We got paged today:
https://grafana.wikimedia.org/d/O0nHhdhnz/network-probes-overview?var-job=probes/service&var-module=All thanos-query:443 failed when probed by http_thanos-query_ip4 from eqiad. Availability is 0%. https://logstash.wikimedia.org/app/dashboards#/view/f3e709c0-a5f8-11ec-bf8e-43f1807d5bc2?_g=(filters:!((query:(match_phrase:(service.name:http_thanos-query_ip4))))) https://wikitech.wikimedia.org/wiki/Runbook#thanos-query:443 Service thanos-query:443 has failed probes (http_thanos-query_ip4) #page Alerts Firing: Labels: - alertname = ProbeDown - address = 10.2.2.53 - family = ip4 - instance = thanos-query:443 - job = probes/service - module = http_thanos-query_ip4 - prometheus = ops - severity = page - site = eqiad - source = prometheus - team = sre Annotations: - dashboard = https://grafana.wikimedia.org/d/O0nHhdhnz/network-probes-overview?var-job=probes/service&var-module=All - description = thanos-query:443 failed when probed by http_thanos-query_ip4 from eqiad.

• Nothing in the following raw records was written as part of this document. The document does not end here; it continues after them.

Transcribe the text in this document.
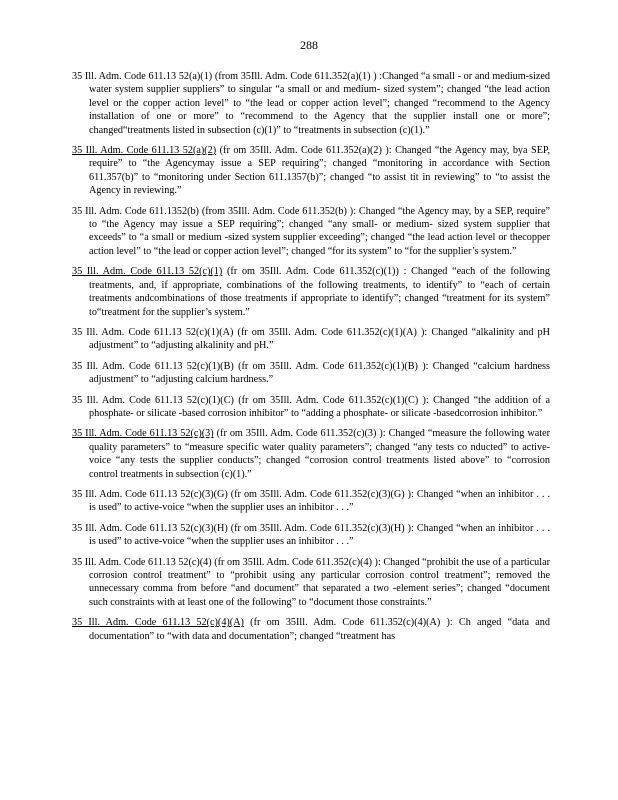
288

35 Ill. Adm. Code 611.13 52(a)(1) (from 35Ill. Adm. Code 611.352(a)(1) ) :Changed “a small - or and medium-sized water system supplier suppliers” to singular “a small or and medium- sized system”; changed “the lead action level or the copper action level” to “the lead or copper action level”; changed “recommend to the Agency installation of one or more” to “recommend to the Agency that the supplier install one or more”; changed“treatments listed in subsection (c)(1)” to “treatments in subsection (c)(1).”

35 Ill. Adm. Code 611.13 52(a)(2) (fr om 35Ill. Adm. Code 611.352(a)(2) ): Changed “the Agency may, bya SEP, require” to “the Agencymay issue a SEP requiring”; changed “monitoring in accordance with Section 611.357(b)” to “monitoring under Section 611.1357(b)”; changed “to assist tit in reviewing” to “to assist the Agency in reviewing.”

35 Ill. Adm. Code 611.1352(b) (from 35Ill. Adm. Code 611.352(b) ): Changed “the Agency may, by a SEP, require” to “the Agency may issue a SEP requiring”; changed “any small- or medium- sized system supplier that exceeds” to “a small or medium -sized system supplier exceeding”; changed “the lead action level or thecopper action level” to “the lead or copper action level”; changed “for its system” to “for the supplier’s system.”

35 Ill. Adm. Code 611.13 52(c)(1) (fr om 35Ill. Adm. Code 611.352(c)(1)) : Changed “each of the following treatments, and, if appropriate, combinations of the following treatments, to identify” to “each of certain treatments andcombinations of those treatments if appropriate to identify”; changed “treatment for its system” to“treatment for the supplier’s system.”

35 Ill. Adm. Code 611.13 52(c)(1)(A) (fr om 35Ill. Adm. Code 611.352(c)(1)(A) ): Changed “alkalinity and pH adjustment” to “adjusting alkalinity and pH.”

35 Ill. Adm. Code 611.13 52(c)(1)(B) (fr om 35Ill. Adm. Code 611.352(c)(1)(B) ): Changed “calcium hardness adjustment” to “adjusting calcium hardness.”

35 Ill. Adm. Code 611.13 52(c)(1)(C) (fr om 35Ill. Adm. Code 611.352(c)(1)(C) ): Changed “the addition of a phosphate- or silicate -based corrosion inhibitor” to “adding a phosphate- or silicate -basedcorrosion inhibitor.”

35 Ill. Adm. Code 611.13 52(c)(3) (fr om 35Ill. Adm. Code 611.352(c)(3) ): Changed “measure the following water quality parameters” to “measure specific water quality parameters”; changed “any tests co nducted” to active-voice “any tests the supplier conducts”; changed “corrosion control treatments listed above” to “corrosion control treatments in subsection (c)(1).”

35 Ill. Adm. Code 611.13 52(c)(3)(G) (fr om 35Ill. Adm. Code 611.352(c)(3)(G) ): Changed “when an inhibitor . . . is used” to active-voice “when the supplier uses an inhibitor . . .”

35 Ill. Adm. Code 611.13 52(c)(3)(H) (fr om 35Ill. Adm. Code 611.352(c)(3)(H) ): Changed “when an inhibitor . . . is used” to active-voice “when the supplier uses an inhibitor . . .”

35 Ill. Adm. Code 611.13 52(c)(4) (fr om 35Ill. Adm. Code 611.352(c)(4) ): Changed “prohibit the use of a particular corrosion control treatment” to “prohibit using any particular corrosion control treatment”; removed the unnecessary comma from before “and document” that separated a two -element series”; changed “document such constraints with at least one of the following” to “document those constraints.”

35 Ill. Adm. Code 611.13 52(c)(4)(A) (fr om 35Ill. Adm. Code 611.352(c)(4)(A) ): Ch anged “data and documentation” to “with data and documentation”; changed “treatment has
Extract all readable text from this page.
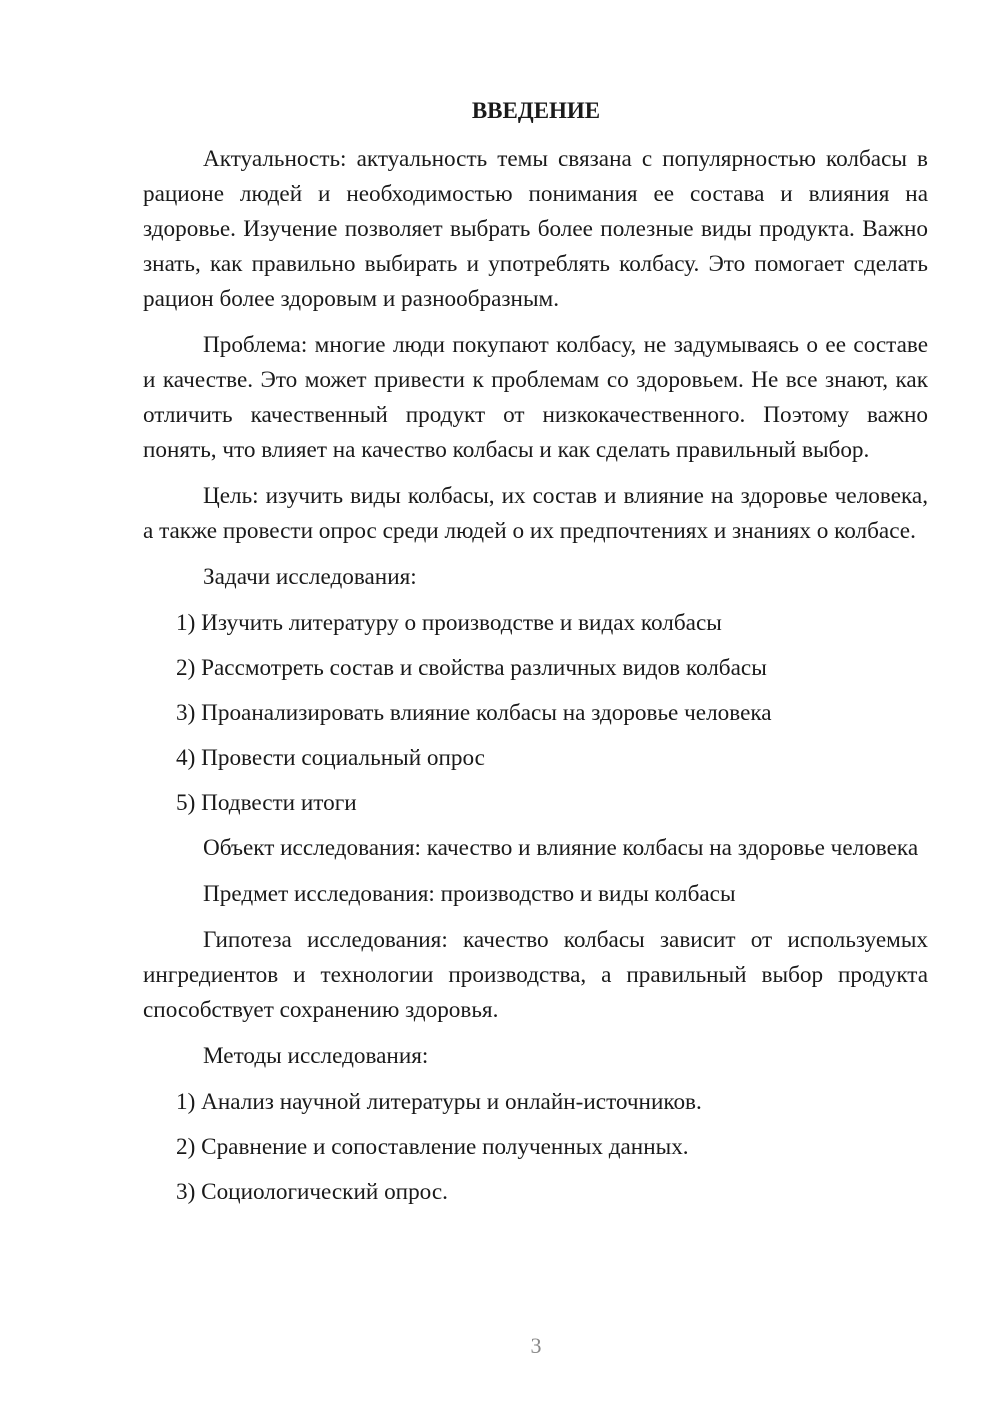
ВВЕДЕНИЕ

Актуальность: актуальность темы связана с популярностью колбасы в рационе людей и необходимостью понимания ее состава и влияния на здоровье. Изучение позволяет выбрать более полезные виды продукта. Важно знать, как правильно выбирать и употреблять колбасу. Это помогает сделать рацион более здоровым и разнообразным.

Проблема: многие люди покупают колбасу, не задумываясь о ее составе и качестве. Это может привести к проблемам со здоровьем. Не все знают, как отличить качественный продукт от низкокачественного. Поэтому важно понять, что влияет на качество колбасы и как сделать правильный выбор.

Цель: изучить виды колбасы, их состав и влияние на здоровье человека, а также провести опрос среди людей о их предпочтениях и знаниях о колбасе.

Задачи исследования:

1) Изучить литературу о производстве и видах колбасы

2) Рассмотреть состав и свойства различных видов колбасы

3) Проанализировать влияние колбасы на здоровье человека

4) Провести социальный опрос

5) Подвести итоги

Объект исследования: качество и влияние колбасы на здоровье человека

Предмет исследования: производство и виды колбасы

Гипотеза исследования: качество колбасы зависит от используемых ингредиентов и технологии производства, а правильный выбор продукта способствует сохранению здоровья.

Методы исследования:

1) Анализ научной литературы и онлайн-источников.

2) Сравнение и сопоставление полученных данных.

3) Социологический опрос.

3
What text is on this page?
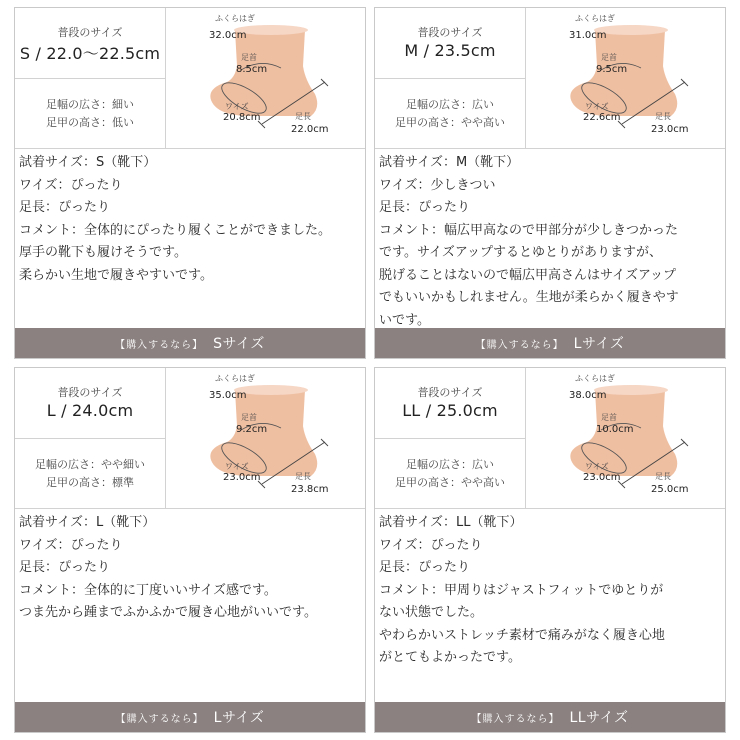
普段のサイズ
S / 22.0〜22.5cm
足幅の広さ：細い
足甲の高さ：低い
ふくらはぎ
32.0cm
足首
8.5cm
ワイズ
20.8cm	足長
22.0cm
試着サイズ：S（靴下）
ワイズ：ぴったり
足長：ぴったり
コメント：全体的にぴったり履くことができました。
厚手の靴下も履けそうです。
柔らかい生地で履きやすいです。
【購入するなら】 Sサイズ
普段のサイズ
M / 23.5cm
足幅の広さ：広い
足甲の高さ：やや高い
ふくらはぎ
31.0cm
足首
9.5cm
ワイズ
22.6cm	足長
23.0cm
試着サイズ：M（靴下）
ワイズ：少しきつい
足長：ぴったり
コメント：幅広甲高なので甲部分が少しきつかった
です。サイズアップするとゆとりがありますが、
脱げることはないので幅広甲高さんはサイズアップ
でもいいかもしれません。生地が柔らかく履きやす
いです。
【購入するなら】 Lサイズ
普段のサイズ
L / 24.0cm
足幅の広さ：やや細い
足甲の高さ：標準
ふくらはぎ
35.0cm
足首
9.2cm
ワイズ
23.0cm	足長
23.8cm
試着サイズ：L（靴下）
ワイズ：ぴったり
足長：ぴったり
コメント：全体的に丁度いいサイズ感です。
つま先から踵までふかふかで履き心地がいいです。
【購入するなら】 Lサイズ
普段のサイズ
LL / 25.0cm
足幅の広さ：広い
足甲の高さ：やや高い
ふくらはぎ
38.0cm
足首
10.0cm
ワイズ
23.0cm	足長
25.0cm
試着サイズ：LL（靴下）
ワイズ：ぴったり
足長：ぴったり
コメント：甲周りはジャストフィットでゆとりが
ない状態でした。
やわらかいストレッチ素材で痛みがなく履き心地
がとてもよかったです。
【購入するなら】 LLサイズ
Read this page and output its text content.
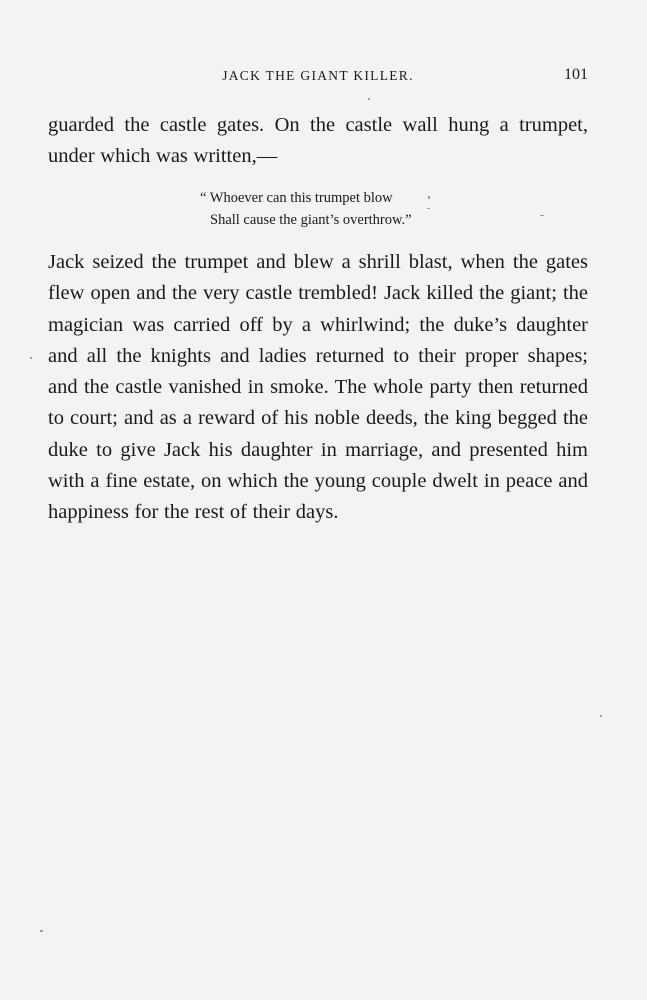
JACK THE GIANT KILLER.	101

guarded the castle gates. On the castle wall hung a trumpet, under which was written,—

“ Whoever can this trumpet blow
Shall cause the giant’s overthrow.”

Jack seized the trumpet and blew a shrill blast, when the gates flew open and the very castle trembled! Jack killed the giant; the magician was carried off by a whirlwind; the duke’s daughter and all the knights and ladies returned to their proper shapes; and the castle vanished in smoke. The whole party then returned to court; and as a reward of his noble deeds, the king begged the duke to give Jack his daughter in marriage, and presented him with a fine estate, on which the young couple dwelt in peace and happiness for the rest of their days.
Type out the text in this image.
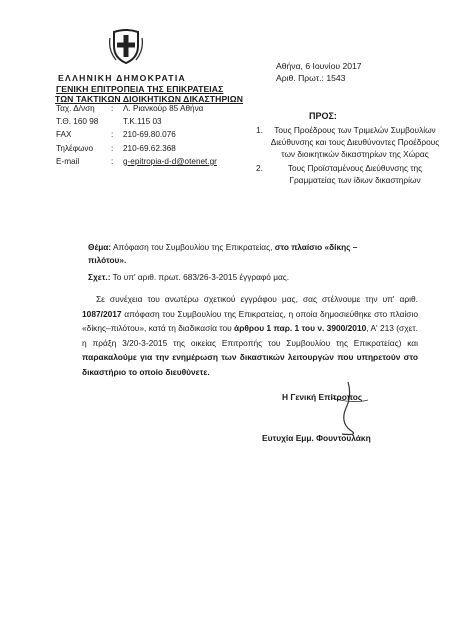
ΕΛΛΗΝΙΚΗ ΔΗΜΟΚΡΑΤΙΑ
ΓΕΝΙΚΗ ΕΠΙΤΡΟΠΕΙΑ ΤΗΣ ΕΠΙΚΡΑΤΕΙΑΣ
ΤΩΝ ΤΑΚΤΙΚΩΝ ΔΙΟΙΚΗΤΙΚΩΝ ΔΙΚΑΣΤΗΡΙΩΝ
Ταχ. Δ/νση : Λ. Ριανκούρ 85 Αθήνα
Τ.Θ. 160 98	Τ.Κ.115 03
FAX	: 210-69.80.076
Τηλέφωνο : 210-69.62.368
E-mail	: g-epitropia-d-d@otenet.gr
Αθήνα, 6 Ιουνίου 2017
Αριθ. Πρωτ.: 1543
ΠΡΟΣ:
1.	Τους Προέδρους των Τριμελών Συμβουλίων Διεύθυνσης και τους Διευθύνοντες Προέδρους των διοικητικών δικαστηρίων της Χώρας
2.	Τους Προϊσταμένους Διεύθυνσης της Γραμματείας των ίδιων δικαστηρίων
Θέμα: Απόφαση του Συμβουλίου της Επικρατείας, στο πλαίσιο «δίκης – πιλότου».
Σχετ.: Το υπ' αριθ. πρωτ. 683/26-3-2015 έγγραφό μας.

Σε συνέχεια του ανωτέρω σχετικού εγγράφου μας, σας στέλνουμε την υπ' αριθ. 1087/2017 απόφαση του Συμβουλίου της Επικρατείας, η οποία δημοσιεύθηκε στο πλαίσιο «δίκης–πιλότου», κατά τη διαδικασία του άρθρου 1 παρ. 1 του ν. 3900/2010, Α' 213 (σχετ. η πράξη 3/20-3-2015 της οικείας Επιτροπής του Συμβουλίου της Επικρατείας) και παρακαλούμε για την ενημέρωση των δικαστικών λειτουργών που υπηρετούν στο δικαστήριο το οποίο διευθύνετε.

Η Γενική Επίτροπος
Ευτυχία Εμμ. Φουντουλάκη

Availability is 0%. - logs = https://logstash.wikimedia.org/app/dashboards#/view/f3e709c0-a5f8-11ec-bf8e-43f1807d5bc2?_g=(filters:!((query:(match_phrase:(service.name:http_thanos-query_ip4))))) - runbook = https://wikitech.wikimedia.org/wiki/Runbook#thanos-query:443 - summary = Service thanos-query:443 has failed probes (http_thanos-query_ip4) #page Source: https://prometheus-eqiad.wikimedia.org/ops/graph?g0.expr=%28avg_over_time%28probe_success%7Bjob%3D~%22probes%2F.%2A%22%2Cmodule%3D~%22%28http%7Ctcp%29.%2A%22%7D%5B1m%5D%29+and+on+%28instance%29+service_catalog_page+%3D%3D+1%29+%2A+100+%3C+10&g0.tab=1
On both eqiad titan nodes, the OOM killer came for thanos:
2024-02-06T16:02:48.599094+00:00 titan1002 kernel: [529285.100137] Out of memory: Killed process 944 (thanos) total-vm:25141640kB, anon-rss:20740672kB, file-rss:0kB, shmem-rss:0kB, UID:111 pgtables:47124kB oom_score_adj:0 2024-02-06T16:02:42.108834+00:00 titan1001 kernel: [534723.800913] Out of memory: Killed process 935 (thanos) total-vm:25080384kB, anon-rss:24252060kB, file-rss:0kB, shmem-rss:0kB, UID:111 pgtables:47820kB oom_score_adj:0
Systemd notices and restarts the service, so the incident self-resolved:
2024-02-06T16:02:48.599092+00:00 titan1002 kernel: [529285.100104] oom-kill:constraint=CONSTRAINT_NONE,nodemask=(null),cpuset=/,mems_allowed=0,global_oom,task_memcg=/system.slice/thanos-query.service,task=thanos,pid=944,uid=111 2024-02-06T16:02:48.790450+00:00 titan1002 systemd[1]: thanos-query.service: A process of this unit has been killed by the OOM killer. 2024-02-06T16:02:49.814773+00:00 titan1002 systemd[1]: thanos-query.service: Main process exited, code=killed, status=9/KILL 2024-02-06T16:02:49.814901+00:00 titan1002 systemd[1]: thanos-query.service: Failed with result 'oom-kill'. 2024-02-06T16:02:49.815302+00:00 titan1002 systemd[1]: thanos-query.service: Consumed 11h 54min 16.327s CPU time. 2024-02-06T16:02:49.916665+00:00 titan1002 systemd[1]: thanos-query.service: Scheduled restart job, restart counter is at 1. 2024-02-06T16:02:49.917068+00:00 titan1002 systemd[1]: Stopped thanos-query.service - Thanos query. 2024-02-06T16:02:49.917829+00:00 titan1002 systemd[1]: thanos-query.service: Consumed 11h 54min 16.327s CPU time. 2024-02-06T16:02:49.963018+00:00 titan1002 systemd[1]: Started thanos-query.service - Thanos query.
My best guess is that a particular query is what caused the memory overuse (since that would explain the almost-identical timings?), but that might warrant further investigation. It would be nice if user error didn't kill the service, however briefly. And obviously if that happens frequently enough eventually systemd will decide the service is failed and stop trying to restart it.
From an oncall perspective, too, it'd be nice if the thanos docs talked about which things are served by titan* rather than thanos-fe* (and maybe the alert could be a bit clearer in this regard too)?